(155c) A Computational Model to Evaluate Solar Offset and Water Generation From Atmospheric Moisture Using Location-Specific Annual Climate Data | AIChE

(155c) A Computational Model to Evaluate Solar Offset and Water Generation From Atmospheric Moisture Using Location-Specific Annual Climate Data

Authors 

Milani, D. - Presenter, The university of Sydney
Mokhtar, M. - Presenter, Laboratory of Energy and Nano-Science (LENS)

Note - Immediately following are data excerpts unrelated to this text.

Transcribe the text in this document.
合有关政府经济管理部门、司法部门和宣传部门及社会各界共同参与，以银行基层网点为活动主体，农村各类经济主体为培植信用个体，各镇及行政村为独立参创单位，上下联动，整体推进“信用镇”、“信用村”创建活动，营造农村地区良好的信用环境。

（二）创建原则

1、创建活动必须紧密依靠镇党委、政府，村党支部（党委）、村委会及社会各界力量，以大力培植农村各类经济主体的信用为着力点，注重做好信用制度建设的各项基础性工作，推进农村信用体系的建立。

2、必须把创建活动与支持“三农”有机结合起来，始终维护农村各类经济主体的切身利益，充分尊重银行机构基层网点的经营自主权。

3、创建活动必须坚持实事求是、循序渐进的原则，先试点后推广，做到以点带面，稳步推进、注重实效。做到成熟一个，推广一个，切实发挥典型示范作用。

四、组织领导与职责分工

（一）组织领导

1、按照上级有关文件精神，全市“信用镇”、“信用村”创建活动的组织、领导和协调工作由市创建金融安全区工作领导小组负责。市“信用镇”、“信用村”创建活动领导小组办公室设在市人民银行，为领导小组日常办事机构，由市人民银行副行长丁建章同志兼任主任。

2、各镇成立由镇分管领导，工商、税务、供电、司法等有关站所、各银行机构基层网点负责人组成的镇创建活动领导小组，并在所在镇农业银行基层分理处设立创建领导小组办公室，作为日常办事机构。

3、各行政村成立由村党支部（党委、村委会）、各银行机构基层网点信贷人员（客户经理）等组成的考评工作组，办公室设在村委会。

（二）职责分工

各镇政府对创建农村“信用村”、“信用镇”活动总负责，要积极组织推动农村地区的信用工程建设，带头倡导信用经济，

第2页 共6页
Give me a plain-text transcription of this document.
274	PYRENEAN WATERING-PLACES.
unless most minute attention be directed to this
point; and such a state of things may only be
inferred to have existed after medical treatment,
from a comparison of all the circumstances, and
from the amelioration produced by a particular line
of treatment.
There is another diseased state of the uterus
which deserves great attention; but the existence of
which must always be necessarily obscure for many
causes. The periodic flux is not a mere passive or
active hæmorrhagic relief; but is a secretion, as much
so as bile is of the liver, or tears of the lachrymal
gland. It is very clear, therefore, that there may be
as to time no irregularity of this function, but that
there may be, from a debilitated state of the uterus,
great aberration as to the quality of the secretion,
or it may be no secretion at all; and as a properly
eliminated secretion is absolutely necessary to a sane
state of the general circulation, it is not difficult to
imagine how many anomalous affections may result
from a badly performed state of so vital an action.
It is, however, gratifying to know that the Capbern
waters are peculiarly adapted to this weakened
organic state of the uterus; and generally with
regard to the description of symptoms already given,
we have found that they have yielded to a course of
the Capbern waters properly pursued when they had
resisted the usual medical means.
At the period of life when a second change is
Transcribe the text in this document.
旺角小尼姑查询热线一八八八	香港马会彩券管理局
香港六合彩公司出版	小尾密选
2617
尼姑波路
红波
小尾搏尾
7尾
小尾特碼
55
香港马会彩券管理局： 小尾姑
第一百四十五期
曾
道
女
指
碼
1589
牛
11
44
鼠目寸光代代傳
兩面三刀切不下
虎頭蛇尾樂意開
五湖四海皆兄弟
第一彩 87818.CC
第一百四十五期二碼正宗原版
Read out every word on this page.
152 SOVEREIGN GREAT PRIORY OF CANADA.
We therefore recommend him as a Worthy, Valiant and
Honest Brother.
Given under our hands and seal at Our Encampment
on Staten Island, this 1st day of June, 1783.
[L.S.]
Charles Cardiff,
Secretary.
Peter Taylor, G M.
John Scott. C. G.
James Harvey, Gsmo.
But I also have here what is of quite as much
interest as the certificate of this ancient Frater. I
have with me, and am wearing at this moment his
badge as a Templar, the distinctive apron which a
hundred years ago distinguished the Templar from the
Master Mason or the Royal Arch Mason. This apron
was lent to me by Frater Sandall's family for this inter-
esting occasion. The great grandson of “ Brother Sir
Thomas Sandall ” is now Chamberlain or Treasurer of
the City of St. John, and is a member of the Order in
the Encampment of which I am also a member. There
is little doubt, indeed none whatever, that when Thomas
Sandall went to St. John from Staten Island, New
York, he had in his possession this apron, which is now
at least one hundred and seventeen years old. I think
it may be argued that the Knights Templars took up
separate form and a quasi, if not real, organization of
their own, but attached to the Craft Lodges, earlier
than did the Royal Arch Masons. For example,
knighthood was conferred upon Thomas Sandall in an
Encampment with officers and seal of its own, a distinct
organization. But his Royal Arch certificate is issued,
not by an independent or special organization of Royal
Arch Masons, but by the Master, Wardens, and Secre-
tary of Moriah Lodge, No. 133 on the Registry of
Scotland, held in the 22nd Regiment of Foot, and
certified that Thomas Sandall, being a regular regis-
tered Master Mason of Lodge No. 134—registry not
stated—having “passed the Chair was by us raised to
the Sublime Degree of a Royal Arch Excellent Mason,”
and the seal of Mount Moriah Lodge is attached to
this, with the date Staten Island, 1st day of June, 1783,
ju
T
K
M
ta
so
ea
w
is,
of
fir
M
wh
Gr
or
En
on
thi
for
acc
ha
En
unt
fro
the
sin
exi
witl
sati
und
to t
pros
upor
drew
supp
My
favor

This paper presents an algorithm developed to predict the offset renewable solar energy can offer to reduce energy requirement of a particular cooling or dehumidification system. The algorithm takes into account location specific parameters such as solar resource availability, cooling demand time series, climatic conditions, component cost and performance parameters.

This algorithm is then used to evaluate and compare the techno-economic performances of dehumidification systems driven by different solar collector systems, namely solar thermal and solar electric. The analysis also takes into consideration water generation from ambient moisture as another significant product potentially offsetting total cost. While annual statistical weather data of any location can be analyzed, Sydney and Abu Dhabi were selected as case studies. Compared to moderate climate and higher energy costs in Sydney, Abu Dhabi revealed to be a positive potential for solar cooling investment.

The algorithm is proposed for investment decision making since it couples the solar energy technical modeling with the capital and operating expenditures of the solar-cooling/ solar-dehumidification system. This model can be applied in any location to pre-determine the feasibility of using solar collectors in a cooling or dehumidification process.